Bodo/Glimt 3-1 Manchester City: Norwegian side prove superior on embarrassing night for Pep Guardiola
Pep Guardiola watched helplessly from the stands as Norwegian team Bodo/Glimt ran all over his Manchester City side. Perhaps City could give several excuses: the artificial pitch, the subzero temperatures the Norwegians were much more used to, an exhausted side having to travel to the arctic only two days after a hectic Manchester derby. But perhaps more realistically, Guardiola will reply as he did after the weekend’s derby that his side lost 2-0: that they simply weren’t good enough and the better team won.
Kasper Hogh scored twice in two minutes early in the first half to send Bodo flying, before Jens Hauge put the cherry on top in the second period and made sure City could have no way back, not even after Rayan Cherki breathed life back into the sky-blue outfit with a goal on the hour.
It should be made clear, Bodo are simply not a team at a level where beating City should be conceivable.
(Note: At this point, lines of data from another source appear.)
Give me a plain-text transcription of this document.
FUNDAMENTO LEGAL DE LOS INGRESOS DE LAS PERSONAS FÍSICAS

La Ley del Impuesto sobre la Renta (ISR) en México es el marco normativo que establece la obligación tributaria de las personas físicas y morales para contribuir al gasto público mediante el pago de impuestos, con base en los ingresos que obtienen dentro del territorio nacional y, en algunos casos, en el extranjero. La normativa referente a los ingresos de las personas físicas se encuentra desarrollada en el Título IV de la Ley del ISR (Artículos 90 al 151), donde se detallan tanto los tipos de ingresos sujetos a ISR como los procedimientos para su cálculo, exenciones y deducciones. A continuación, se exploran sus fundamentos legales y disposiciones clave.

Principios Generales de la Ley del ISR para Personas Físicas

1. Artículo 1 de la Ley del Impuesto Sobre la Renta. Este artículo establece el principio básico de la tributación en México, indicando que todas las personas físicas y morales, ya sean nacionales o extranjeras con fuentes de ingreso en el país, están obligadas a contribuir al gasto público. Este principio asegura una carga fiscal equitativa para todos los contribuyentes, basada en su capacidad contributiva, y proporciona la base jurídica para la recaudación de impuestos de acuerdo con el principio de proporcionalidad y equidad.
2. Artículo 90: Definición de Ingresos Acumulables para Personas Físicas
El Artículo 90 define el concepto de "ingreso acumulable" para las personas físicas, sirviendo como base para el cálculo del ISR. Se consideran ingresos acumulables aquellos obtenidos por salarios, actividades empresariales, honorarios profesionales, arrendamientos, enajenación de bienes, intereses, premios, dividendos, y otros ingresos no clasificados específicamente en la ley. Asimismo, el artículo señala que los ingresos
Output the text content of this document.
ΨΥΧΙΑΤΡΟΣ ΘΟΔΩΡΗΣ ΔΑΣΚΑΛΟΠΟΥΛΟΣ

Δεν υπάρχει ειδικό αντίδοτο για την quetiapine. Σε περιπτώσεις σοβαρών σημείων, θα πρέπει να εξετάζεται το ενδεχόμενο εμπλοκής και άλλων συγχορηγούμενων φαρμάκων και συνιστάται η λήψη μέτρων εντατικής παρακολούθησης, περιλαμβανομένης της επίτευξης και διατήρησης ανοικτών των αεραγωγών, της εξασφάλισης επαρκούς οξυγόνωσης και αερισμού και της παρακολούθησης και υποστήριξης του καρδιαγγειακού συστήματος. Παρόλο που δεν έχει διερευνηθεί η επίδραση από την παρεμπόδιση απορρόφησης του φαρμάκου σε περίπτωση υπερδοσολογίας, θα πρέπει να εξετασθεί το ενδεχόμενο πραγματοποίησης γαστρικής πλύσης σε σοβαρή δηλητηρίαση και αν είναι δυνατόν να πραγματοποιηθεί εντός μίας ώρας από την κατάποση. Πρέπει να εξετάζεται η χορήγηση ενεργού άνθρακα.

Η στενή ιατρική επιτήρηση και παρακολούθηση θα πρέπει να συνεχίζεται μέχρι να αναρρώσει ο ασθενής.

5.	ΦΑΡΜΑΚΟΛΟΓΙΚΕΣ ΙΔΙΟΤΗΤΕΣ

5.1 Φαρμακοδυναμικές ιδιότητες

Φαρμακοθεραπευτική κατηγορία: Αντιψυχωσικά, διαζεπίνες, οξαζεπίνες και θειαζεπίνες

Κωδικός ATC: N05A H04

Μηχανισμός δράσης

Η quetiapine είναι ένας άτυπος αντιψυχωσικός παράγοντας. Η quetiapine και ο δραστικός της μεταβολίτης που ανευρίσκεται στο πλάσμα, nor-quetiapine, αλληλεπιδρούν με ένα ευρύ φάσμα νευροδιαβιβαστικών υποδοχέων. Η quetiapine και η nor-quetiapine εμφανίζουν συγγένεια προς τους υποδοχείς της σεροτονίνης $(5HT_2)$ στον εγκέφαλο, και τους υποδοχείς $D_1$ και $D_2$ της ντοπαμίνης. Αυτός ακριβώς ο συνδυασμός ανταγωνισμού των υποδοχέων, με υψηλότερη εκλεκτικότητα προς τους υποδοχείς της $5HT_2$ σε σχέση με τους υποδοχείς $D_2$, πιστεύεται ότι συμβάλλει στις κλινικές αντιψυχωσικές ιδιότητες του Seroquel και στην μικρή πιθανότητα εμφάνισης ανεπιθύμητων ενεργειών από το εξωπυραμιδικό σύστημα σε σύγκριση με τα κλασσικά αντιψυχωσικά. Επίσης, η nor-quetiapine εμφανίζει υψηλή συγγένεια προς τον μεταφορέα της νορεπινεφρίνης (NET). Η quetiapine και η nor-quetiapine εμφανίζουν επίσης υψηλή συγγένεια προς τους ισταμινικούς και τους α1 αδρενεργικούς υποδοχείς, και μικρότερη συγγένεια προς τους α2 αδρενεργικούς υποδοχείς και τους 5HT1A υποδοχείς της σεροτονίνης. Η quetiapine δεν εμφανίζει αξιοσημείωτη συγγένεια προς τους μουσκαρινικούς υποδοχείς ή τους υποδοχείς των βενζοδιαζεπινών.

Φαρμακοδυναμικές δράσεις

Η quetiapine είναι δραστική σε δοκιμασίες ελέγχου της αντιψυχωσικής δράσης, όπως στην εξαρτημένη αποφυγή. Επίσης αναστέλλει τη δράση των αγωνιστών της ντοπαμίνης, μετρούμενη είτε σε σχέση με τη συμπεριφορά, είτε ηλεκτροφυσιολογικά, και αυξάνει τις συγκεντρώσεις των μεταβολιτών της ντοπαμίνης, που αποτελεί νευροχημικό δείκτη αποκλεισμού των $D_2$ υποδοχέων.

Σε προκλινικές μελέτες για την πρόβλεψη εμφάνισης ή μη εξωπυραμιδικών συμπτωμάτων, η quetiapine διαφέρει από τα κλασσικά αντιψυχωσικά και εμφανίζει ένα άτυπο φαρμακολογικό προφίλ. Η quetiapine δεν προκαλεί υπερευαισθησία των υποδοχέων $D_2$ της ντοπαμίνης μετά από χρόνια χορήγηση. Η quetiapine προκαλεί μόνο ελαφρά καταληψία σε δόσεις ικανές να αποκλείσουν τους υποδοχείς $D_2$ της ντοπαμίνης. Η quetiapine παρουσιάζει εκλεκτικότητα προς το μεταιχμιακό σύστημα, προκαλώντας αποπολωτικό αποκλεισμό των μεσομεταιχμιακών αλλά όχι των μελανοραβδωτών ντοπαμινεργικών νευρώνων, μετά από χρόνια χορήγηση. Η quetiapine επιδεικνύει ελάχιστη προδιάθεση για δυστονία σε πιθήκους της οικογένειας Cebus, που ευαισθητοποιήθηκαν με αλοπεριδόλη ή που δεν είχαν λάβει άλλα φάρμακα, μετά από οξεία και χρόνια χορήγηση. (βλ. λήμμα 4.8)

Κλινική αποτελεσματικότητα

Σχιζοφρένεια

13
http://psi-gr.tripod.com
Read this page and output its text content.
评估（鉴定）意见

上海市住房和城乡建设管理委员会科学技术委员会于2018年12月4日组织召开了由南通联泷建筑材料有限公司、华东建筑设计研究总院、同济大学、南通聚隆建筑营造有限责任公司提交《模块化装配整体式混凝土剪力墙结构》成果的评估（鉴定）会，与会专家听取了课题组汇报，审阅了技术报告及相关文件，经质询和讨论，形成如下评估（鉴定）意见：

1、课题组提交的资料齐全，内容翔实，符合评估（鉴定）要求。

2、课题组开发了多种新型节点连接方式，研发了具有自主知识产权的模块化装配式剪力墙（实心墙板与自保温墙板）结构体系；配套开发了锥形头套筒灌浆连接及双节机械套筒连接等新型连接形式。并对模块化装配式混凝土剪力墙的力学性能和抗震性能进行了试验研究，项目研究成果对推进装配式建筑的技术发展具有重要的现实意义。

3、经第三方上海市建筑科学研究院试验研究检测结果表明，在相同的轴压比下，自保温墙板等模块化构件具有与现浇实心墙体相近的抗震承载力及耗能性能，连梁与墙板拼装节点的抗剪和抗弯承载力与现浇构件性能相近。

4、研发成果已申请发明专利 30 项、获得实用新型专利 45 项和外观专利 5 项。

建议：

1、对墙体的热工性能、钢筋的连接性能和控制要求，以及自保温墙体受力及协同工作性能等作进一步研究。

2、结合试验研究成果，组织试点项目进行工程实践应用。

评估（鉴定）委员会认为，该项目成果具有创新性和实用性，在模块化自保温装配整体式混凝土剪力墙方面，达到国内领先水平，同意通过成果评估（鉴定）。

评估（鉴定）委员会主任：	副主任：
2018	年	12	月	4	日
They ply their trade in the Norwegian league, are 27th in the Champions League table, and drew and lost three of their six games played before this fixture. But after Guardiola dragged an exhausted first XI up into the icy north, only two days after taking a beating against local rivals Manchester United, perhaps the stage was well set for some European giant-slaying.
City had the possession but Bodo was able to play on the counter, first testing the weak centre-back pairing Abduokodir Khusanov and Max Alleyne, before Hogh headed in the opener from Ole Didrik Blomberg’s cross and then doubled the lead just moments later.
The Premier League side had several chances. Rayan Cherki tested the goalkeeper and both Alleyne and Rodri wasted chances from a header. But Bodo continued to look dangerous even after the break. Hauge soon curled a shot into the top corner to send the Norwegian side into dreamland. Surely City would find no way back from three goals down.
In almost pathetic manner, Cherki’s response with a low shot past goalkeeper Nikita Haikin on the hour was followed by two yellow cards in quick succession for Rodri, who was trying to halt the Bodo counter attacks. From that moment on, it was always a sense of more and not less for the Norwegian side. They could have made it three but Hauge hit the bar, and then Hogh’s goal was ruled out for offside as an abashed City side struggled in the cold.